Dr. Kai Mediger: Vom jetzigen Stand her halte ich es für unwahrscheinlich, dass das Vorhandensein von digitalen Assistenzsystemen in Wohnungen die gleiche Bedeutung erreichen kann wie die Ausstattung mit WC und Heizung. Jeder Bewohner benötigt WC und Heizung, jedoch nicht unbedingt den Einsatz von digitalen Assistenzsystemen. Es ist auch nicht erforderlich, das Ziel zu haben, dass das „AAL“ für die Ausstattung einen gleichen Bedeutungsgrad erreicht wie das Vorhandensein von WC und Heizung. Architekten, Planer und Gewerke können jedoch dadurch dazu beitragen, das Vorhandensein von digitalen Assistenzsystemen in Wohnungen stärker durchzusetzen, indem Ideen und Möglichkeiten entwickelt werden, wie die entsprechenden Systeme vereinfacht und auf die Bedürfnisse der Menschen noch besser angepasst werden. Aus meiner Sicht ist das zum jetzigen Zeitpunkt noch eine Hürde, die es zu überwinden gilt. Daneben stellt der finanzielle Aspekt eine weitere Hürde dar. Der Einsatz digitaler Assistenzsysteme ist vielen Seniorenhaushalten zu kostenintensiv. Pflegekassen können das Wohnumfeld verbessernde Maßnahmen zwar fördern, wozu jedoch wiederum die Bewilligung einer Pflegestufe bzw. eines Pflegegrades erforderlich ist. Kurz und gut: Wenn es gelingt, die Kosten für den Einsatz von digitalen Assistenzsystemen zu verringern, so wird auch die Akzeptanz dieser Systeme in Zukunft noch weiter steigen.
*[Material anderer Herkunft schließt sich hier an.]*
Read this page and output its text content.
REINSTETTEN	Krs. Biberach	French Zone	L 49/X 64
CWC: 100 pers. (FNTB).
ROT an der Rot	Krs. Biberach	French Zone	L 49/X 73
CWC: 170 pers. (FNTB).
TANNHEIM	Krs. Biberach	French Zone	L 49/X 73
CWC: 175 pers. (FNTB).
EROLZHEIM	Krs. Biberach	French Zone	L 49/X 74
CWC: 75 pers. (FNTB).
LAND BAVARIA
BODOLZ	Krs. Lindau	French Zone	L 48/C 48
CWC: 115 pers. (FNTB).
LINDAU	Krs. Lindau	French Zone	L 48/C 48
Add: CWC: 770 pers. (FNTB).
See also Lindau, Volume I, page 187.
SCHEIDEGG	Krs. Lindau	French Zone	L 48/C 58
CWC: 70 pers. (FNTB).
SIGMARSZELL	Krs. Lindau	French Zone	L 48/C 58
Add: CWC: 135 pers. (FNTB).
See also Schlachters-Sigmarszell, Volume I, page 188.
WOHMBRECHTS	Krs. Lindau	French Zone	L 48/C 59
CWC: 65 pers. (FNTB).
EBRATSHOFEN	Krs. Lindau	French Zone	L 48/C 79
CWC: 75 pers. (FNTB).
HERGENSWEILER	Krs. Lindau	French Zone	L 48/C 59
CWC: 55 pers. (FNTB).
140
QDS: Kommen wir zu den Chancen, die vernetzte Wohnquartiere für ältere Bewohner bieten können. Welche Ideen gibt es hier von Seiten Ihrer Verbandsmitglieder und welche befinden sich eventuell bereits in der Umsetzung?

Dr. Kai Mediger: Die heutzutage als „ältere Generation“ bezeichneten Bewohner eines Quartiers von über 65 Jahren nutzen das Internet in immer stärkerem Maße und nehmen gerne Teil an Angeboten, die von unseren Mitgliedsunternehmen für die Bewohner eines Quartiers angeboten werden. Die erste Information erfolgt dabei oftmals über das Internet bzw. soziale Netzwerkgruppen. Dabei handelt es sich um „Nachbarschaftstreffs“ in Räumen unserer Mitgliedsunternehmen und um Aktivitäten jedweder Art, die von unseren Mitgliedsunternehmen angeboten werden. Dabei handeln unsere Mitgliedsunternehmen zumeist so, dass sie – quasi als Initiator – Räumlichkeiten zur Verfügung stellen und auch die entsprechende Kommunikationsplattform im Internet vorhalten, das Weitere aber den Mitgliedern der Genossenschaft selbst überlassen. Die älteren Bewohner verabreden sich in den Räumlichkeiten (Gemeinschaftsräumen) und treffen sich zum Kochkurs, zum Kartenspielen oder einfach zum gemütlichen Austausch. Diese Vernetzung der Quartiere wirkt damit einem der Hauptprobleme älterer Generationen entgegen – der Vereinsamung. Trotzdem muss ein älterer Bewohner auch den Willen und das Interesse haben, sich an solchen Aktivitäten zu beteiligen. Allein die Vernetzung reicht nicht aus, um diese positiven Effekte für die Menschen und auch das Quartier zu erzeugen. Es bedarf – wie so vieles im Leben – immer auch einer gewissen Eigeninitiative der Menschen.

* Das Projekt „AGQua – Aktive und Gesunde Quartiere Uhlenhorst und Rübenkamp“ wird aus Mitteln des Europäischen Fonds für regionale Entwicklung (EFRE) und der Behörde für Gesundheit und Verbraucherschutz der Freien und Hansestadt Hamburg gefördert.